De acuerdo con representantes del Centro de la Industria del Estado de Amazonas (Cieam), la intensidad del próximo episodio de El Niño será determinante para evaluar el alcance de los problemas logísticos. El período más crítico suele comenzar en la segunda mitad de septiembre, con los niveles de los ríos descendiendo hasta alcanzar sus mínimos entre octubre y noviembre.
La preocupación se mantiene pese a que actualmente los caudales del Amazonas se encuentran cerca de sus promedios históricos, lo que ofrece un punto de partida más favorable que en años anteriores. Sin embargo, el sector reconoce que, si la reducción del nivel del agua es pronunciada, podría afectar el abastecimiento y las ventas de fin de año.
La experiencia reciente alimenta las alertas. Durante el episodio de El Niño de 2023 y 2024, la región sufrió una de las peores sequías registradas, lo que paralizó durante meses el tránsito de grandes embarcaciones hacia la Zona Franca de Manaos. La interrupción de la cadena logística provocó retrasos en las entregas y fuertes sobrecostos para la industria.
La Autoridad Portuaria del estado de Amazonas estima que, durante el momento más crítico de la sequía prevista para este año, el calado permitido en el río Amazonas podría reducirse a ocho metros, un nivel que las empresas consideran insuficiente para mantener operaciones normales de navegación.
Las proyecciones para 2027 son incluso más preocupantes. Ejecutivos del sector consideran que, si El Niño limita nuevamente las lluvias, los ríos podrían no recuperar sus niveles habituales durante la temporada húmeda, aumentando el riesgo de una sequía extrema el próximo año.
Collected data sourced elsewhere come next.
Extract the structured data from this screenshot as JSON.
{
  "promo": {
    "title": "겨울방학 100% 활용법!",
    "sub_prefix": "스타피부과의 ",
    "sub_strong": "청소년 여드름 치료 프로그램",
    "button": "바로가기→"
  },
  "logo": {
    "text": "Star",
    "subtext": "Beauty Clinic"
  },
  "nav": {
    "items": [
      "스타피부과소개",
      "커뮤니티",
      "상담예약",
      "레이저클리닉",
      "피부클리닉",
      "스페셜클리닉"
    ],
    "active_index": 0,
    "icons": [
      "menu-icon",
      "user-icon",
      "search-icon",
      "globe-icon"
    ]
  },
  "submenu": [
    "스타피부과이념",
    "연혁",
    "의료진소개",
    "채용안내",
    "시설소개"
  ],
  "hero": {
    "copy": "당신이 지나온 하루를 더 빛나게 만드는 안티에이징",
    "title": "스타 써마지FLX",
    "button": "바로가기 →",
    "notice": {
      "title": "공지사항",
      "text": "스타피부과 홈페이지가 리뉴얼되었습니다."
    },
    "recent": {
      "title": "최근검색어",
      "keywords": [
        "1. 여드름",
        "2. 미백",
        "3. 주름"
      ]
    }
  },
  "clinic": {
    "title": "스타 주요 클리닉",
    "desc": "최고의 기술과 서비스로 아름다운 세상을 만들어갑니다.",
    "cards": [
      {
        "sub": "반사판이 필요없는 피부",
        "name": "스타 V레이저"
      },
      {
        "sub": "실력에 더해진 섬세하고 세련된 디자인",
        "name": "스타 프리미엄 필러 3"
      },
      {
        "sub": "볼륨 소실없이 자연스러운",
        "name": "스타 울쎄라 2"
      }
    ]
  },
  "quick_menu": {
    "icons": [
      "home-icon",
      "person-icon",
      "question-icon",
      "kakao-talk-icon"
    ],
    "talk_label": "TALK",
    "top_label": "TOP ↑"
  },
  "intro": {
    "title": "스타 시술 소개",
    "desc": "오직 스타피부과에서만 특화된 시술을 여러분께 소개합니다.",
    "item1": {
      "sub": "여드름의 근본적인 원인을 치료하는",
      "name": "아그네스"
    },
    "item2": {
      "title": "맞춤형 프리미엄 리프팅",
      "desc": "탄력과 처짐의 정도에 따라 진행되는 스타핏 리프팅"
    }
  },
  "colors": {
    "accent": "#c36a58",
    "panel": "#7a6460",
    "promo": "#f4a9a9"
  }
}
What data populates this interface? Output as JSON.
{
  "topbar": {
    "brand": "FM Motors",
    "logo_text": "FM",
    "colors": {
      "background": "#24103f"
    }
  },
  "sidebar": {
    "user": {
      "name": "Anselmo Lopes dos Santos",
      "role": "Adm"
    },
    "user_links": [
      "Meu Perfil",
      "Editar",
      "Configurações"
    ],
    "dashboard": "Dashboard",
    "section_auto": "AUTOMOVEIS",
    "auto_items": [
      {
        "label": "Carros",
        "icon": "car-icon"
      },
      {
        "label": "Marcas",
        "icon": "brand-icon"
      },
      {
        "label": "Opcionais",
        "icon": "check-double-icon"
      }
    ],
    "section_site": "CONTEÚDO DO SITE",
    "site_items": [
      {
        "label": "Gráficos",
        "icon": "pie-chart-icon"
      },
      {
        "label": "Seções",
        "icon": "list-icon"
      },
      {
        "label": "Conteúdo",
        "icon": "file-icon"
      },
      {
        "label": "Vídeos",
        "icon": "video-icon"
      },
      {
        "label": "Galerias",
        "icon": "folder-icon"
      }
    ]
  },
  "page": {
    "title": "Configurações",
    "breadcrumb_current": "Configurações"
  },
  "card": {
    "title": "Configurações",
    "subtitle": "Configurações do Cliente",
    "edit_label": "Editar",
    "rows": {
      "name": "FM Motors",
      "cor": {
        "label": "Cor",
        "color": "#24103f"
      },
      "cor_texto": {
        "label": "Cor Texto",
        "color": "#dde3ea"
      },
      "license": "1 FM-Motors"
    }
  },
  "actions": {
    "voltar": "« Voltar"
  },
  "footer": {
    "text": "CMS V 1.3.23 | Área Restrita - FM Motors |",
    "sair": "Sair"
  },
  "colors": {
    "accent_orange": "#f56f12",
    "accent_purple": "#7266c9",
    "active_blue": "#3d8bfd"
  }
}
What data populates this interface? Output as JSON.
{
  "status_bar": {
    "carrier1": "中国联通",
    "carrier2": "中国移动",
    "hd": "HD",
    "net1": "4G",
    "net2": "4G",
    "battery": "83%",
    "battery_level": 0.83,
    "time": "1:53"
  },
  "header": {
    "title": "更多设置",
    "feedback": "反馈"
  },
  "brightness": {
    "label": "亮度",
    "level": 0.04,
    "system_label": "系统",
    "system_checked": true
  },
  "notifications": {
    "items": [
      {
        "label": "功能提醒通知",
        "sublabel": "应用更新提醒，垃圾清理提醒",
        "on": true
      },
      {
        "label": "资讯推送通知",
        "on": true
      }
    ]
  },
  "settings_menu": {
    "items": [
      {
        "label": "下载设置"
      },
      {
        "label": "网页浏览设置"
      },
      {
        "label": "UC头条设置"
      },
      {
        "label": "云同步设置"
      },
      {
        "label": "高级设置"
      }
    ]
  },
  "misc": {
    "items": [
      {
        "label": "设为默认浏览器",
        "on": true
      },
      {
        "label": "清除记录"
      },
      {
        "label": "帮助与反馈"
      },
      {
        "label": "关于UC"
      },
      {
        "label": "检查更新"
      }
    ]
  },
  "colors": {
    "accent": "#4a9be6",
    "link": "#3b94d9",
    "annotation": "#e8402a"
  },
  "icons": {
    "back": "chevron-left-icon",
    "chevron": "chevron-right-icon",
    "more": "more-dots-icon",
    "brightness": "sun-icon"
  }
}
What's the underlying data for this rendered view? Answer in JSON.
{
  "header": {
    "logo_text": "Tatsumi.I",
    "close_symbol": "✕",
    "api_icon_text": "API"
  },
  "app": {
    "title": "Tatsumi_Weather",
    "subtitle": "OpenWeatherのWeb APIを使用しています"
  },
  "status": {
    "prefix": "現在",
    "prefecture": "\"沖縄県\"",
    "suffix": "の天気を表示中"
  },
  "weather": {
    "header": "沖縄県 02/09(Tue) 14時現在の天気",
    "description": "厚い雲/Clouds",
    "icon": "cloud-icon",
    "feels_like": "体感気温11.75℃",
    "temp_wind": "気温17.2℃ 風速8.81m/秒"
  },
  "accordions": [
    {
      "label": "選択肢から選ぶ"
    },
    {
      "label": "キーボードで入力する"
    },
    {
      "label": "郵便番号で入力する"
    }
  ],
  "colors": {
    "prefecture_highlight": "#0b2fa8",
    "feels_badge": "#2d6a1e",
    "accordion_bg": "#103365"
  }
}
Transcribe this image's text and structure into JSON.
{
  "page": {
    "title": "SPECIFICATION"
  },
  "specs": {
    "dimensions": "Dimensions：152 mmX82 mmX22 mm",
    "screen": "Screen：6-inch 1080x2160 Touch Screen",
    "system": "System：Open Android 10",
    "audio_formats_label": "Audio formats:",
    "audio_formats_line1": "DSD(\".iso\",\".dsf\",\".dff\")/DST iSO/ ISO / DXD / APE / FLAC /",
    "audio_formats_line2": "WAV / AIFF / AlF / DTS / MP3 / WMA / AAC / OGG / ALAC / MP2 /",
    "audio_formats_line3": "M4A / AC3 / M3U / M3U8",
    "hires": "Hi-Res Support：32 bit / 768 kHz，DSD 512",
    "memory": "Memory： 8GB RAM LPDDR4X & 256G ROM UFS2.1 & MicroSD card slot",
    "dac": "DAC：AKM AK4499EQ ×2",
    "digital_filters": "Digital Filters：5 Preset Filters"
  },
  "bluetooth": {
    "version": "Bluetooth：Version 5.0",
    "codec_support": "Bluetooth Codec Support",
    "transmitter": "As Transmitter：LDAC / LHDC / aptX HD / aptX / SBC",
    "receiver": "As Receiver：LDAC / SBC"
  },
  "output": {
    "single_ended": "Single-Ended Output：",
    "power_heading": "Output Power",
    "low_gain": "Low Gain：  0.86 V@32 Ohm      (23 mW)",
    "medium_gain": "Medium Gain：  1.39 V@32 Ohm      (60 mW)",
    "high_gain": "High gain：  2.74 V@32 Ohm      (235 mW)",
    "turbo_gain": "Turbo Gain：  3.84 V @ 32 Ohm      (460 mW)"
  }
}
Para enfrentar este escenario, las compañías logísticas preparan nuevamente terminales portuarias flotantes temporales en Itacoatiara, un punto donde el río pierde profundidad y los buques de gran tamaño ya no pueden avanzar. Allí la carga es transferida a barcazas que completan el trayecto hasta Manaos.
Este sistema fue implementado por primera vez en 2024 y permitió mantener el flujo de mercancías durante la sequía, aunque con un costo adicional estimado en 1.500 millones de reales para el sector industrial. Las empresas ya iniciaron los trámites para obtener las autorizaciones necesarias en caso de que deban volver a instalar estas estructuras.
El aumento de los eventos climáticos extremos también ha intensificado los conflictos entre navieras y clientes por los recargos aplicados al transporte. Las compañías argumentan que los menores niveles del río obligan a reducir la carga transportada por cada embarcación, incrementando el costo por contenedor.
Representantes del comercio sostienen, sin embargo, que esos recargos crecieron de forma desproporcionada y reclaman criterios más transparentes para su cálculo. La controversia llegó hasta la Agencia Nacional de Transportes Acuáticos (Antaq), que limitó la aplicación de estos cargos a determinadas condiciones técnicas, una decisión cuestionada por las empresas navieras.
Más allá de las soluciones temporales, el sector productivo insiste en la necesidad de medidas estructurales para garantizar la navegabilidad del Amazonas. Entre las propuestas figura la concesión de las principales hidrovías y la realización de dragados permanentes que permitan mantener el tránsito de embarcaciones incluso durante períodos de aguas bajas.
El Ministerio de Puertos y Aeropuertos confirmó que avanza con estudios para concesionar varias hidrovías estratégicas, entre ellas las de los ríos Madeira, Tapajós y Tocantins, además de analizar un proyecto para la denominada Hidrovía Verde, que conectará Manaos con Barra Norte y cuya consulta pública está prevista para 2027.